1 争点
本件の争点は、①C型肝炎の診断・治療義務違反の有無、②死亡との間の因果関係の有無と損害額である。
2 前提となる事実経過
(1)平成8年検査
平成8年10月30日、亡Aは、Y1から高血圧症の診断を受け、通院治療を開始した。
平成8年11月8日、亡Aは、Y2において血液検査を受けたところ、その結果は、GOTが58、GPTが81、γ -GTPが88、ZTTが15・6、MCVが104と異常値を示すものであった。Y1は、検査結果が肝炎の慢性化を表すものであり、アルコール性肝炎の可能性を疑ったが、ウイルス性肝炎の可能性も否定できないと考え、亡Aに対し、肝炎ウイルスに感染している可能性があることを説明し、肝炎ウイルス検査の受検を勧めた。
しかし、亡Aは、Y1の勧めに従わず、受検しなかった。
亡Aは、その後も、Y2へ通院し、高血圧治療薬(ロプレソール、アダラート)の投薬を受けた。
(2)平成12年検査
平成12年12月8日、亡Aは再び血液検査を受け、GOTが197、GPTが128、LDHが528、ZTTが15・8、γ -GTPが609、A/Gが1・1、MCVが109であった。Y1は、γ -GTP値が異常に高く、MCV値も高い上、GOT値及びGPT値も非常に高かったことに加え、亡Aが常日頃からアルコールを摂取していたことから、アルコールによる慢性肝炎と診断し、亡Aに対し、アルコール性肝炎が命にかかわることもあると説明して禁酒を指示するとともに、強力ミノマイシンを投与し、さらに、高血圧治療薬に加え、肝機能改善薬(ウルソ)を処方した。
また、Y1は、このときも、亡Aに対し、C型肝炎ウイルス検査の受検を勧めたが、亡Aは受検しなかった。

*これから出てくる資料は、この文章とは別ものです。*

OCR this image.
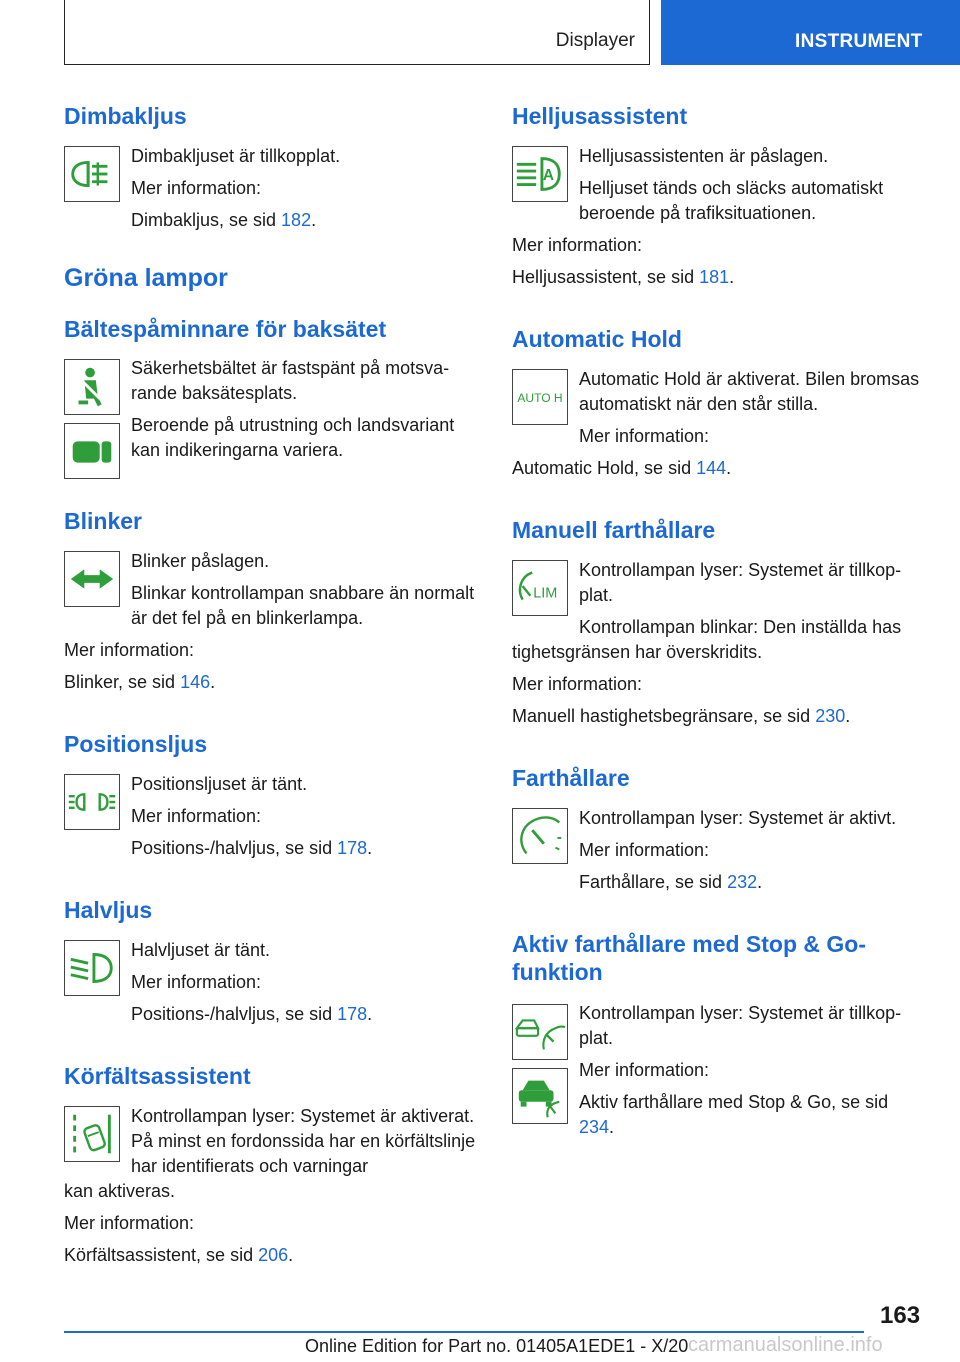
Displayer	INSTRUMENT
Dimbakljus
Dimbakljuset är tillkopplat.
Mer information:
Dimbakljus, se sid 182.
Gröna lampor
Bältespåminnare för baksätet
Säkerhetsbältet är fastspänt på motsvarande baksätesplats.
Beroende på utrustning och landsvariant kan indikeringarna variera.
Blinker
Blinker påslagen.
Blinkar kontrollampan snabbare än normalt är det fel på en blinkerlampa.
Mer information:
Blinker, se sid 146.
Positionsljus
Positionsljuset är tänt.
Mer information:
Positions-/halvljus, se sid 178.
Halvljus
Halvljuset är tänt.
Mer information:
Positions-/halvljus, se sid 178.
Körfältsassistent
Kontrollampan lyser: Systemet är aktiverat. På minst en fordonssida har en körfältslinje har identifierats och varningar
kan aktiveras.
Mer information:
Körfältsassistent, se sid 206.
Helljusassistent
A
Helljusassistenten är påslagen.
Helljuset tänds och släcks automatiskt beroende på trafiksituationen.
Mer information:
Helljusassistent, se sid 181.
Automatic Hold
AUTO H
Automatic Hold är aktiverat. Bilen bromsas automatiskt när den står stilla.
Mer information:
Automatic Hold, se sid 144.
Manuell farthållare
LIM
Kontrollampan lyser: Systemet är tillkopplat.
Kontrollampan blinkar: Den inställda has
tighetsgränsen har överskridits.
Mer information:
Manuell hastighetsbegränsare, se sid 230.
Farthållare
Kontrollampan lyser: Systemet är aktivt.
Mer information:
Farthållare, se sid 232.
Aktiv farthållare med Stop & Go-funktion
Kontrollampan lyser: Systemet är tillkopplat.
Mer information:
Aktiv farthållare med Stop & Go, se sid 234.
163
Online Edition for Part no. 01405A1EDE1 - X/20 carmanualsonline.info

亡Aは、その後も、Y2に通院し続けた(月1~2回程度)。
(3)C型肝炎感染の判明と死亡
平成17年6月14日、亡Aは、黄疸が出るようになり、たばこを吸うことができなくなったと訴えたことからC型肝炎ウイルス検査が実施され、C型肝炎ウイルスに感染していること及び肝臓癌がステージⅣA〜ⅣBへ進行していることが判明した。平成17年8月13日、亡Aは、抗がん剤の治療等の甲斐なく死亡した。
3 ①C型肝炎の診断・治療義務違反の有無
(1)平成8年検査について、「Y1は、検査を拒否する亡Aに対し、改めて、C型慢性肝炎を発症しているとすれば、その予後がどのようなものとなり、それを回避するためにどのような治療が必要であるかを説明し、C型肝炎ウイルス検査を受検するよう説得を試みる義務を負うというべきである」「Y1は、亡Aに対し、C型肝炎ウイルスに感染している可能性があることについて説明したものの、感染していた場合にC型慢性肝炎の予後が重大なものであるため、その治療が必要であると説明し、改めて、C型肝炎ウイルス検査を受検するよう説得を試みることはなかったから、説明・説得義務を尽くさなかった」と判示し、説明説得義務違反を認めた。
(2)また、平成12年検査についても、「肝機能障害が相当悪化していたことがうかがわれるのであるから、C型肝炎の合併を鑑別するため、C型肝炎ウイルス検査を実施する必要性は、平成8年検査の時点よりも一層高まっていた」として、説明説得義務違反を肯定した。
4 ②死亡との間の因果関係の有無と損害額
仮にY1において上記説明・説得義務が尽くされたとしても、亡Aが検査指示に応じなかったこと、禁酒指示にもかかわらず多飲を継続したこと等の受診態度からすれば、亡AがC型肝炎の検査や治療を受けずに、「本件と同じ経過をたどって死亡していた可能性が高く、亡Aが、その死亡の時点において、なお生存していた高度の蓋然性を認めることはできない」として、死亡との間の因果関係を否定した。
もっとも、「死亡の時点で生存していた可能性が相当程度にはあるということができる」とし、期待権侵害との因果関係は認め、慰謝料金額及び弁護士費用の合計約275万円を認めた。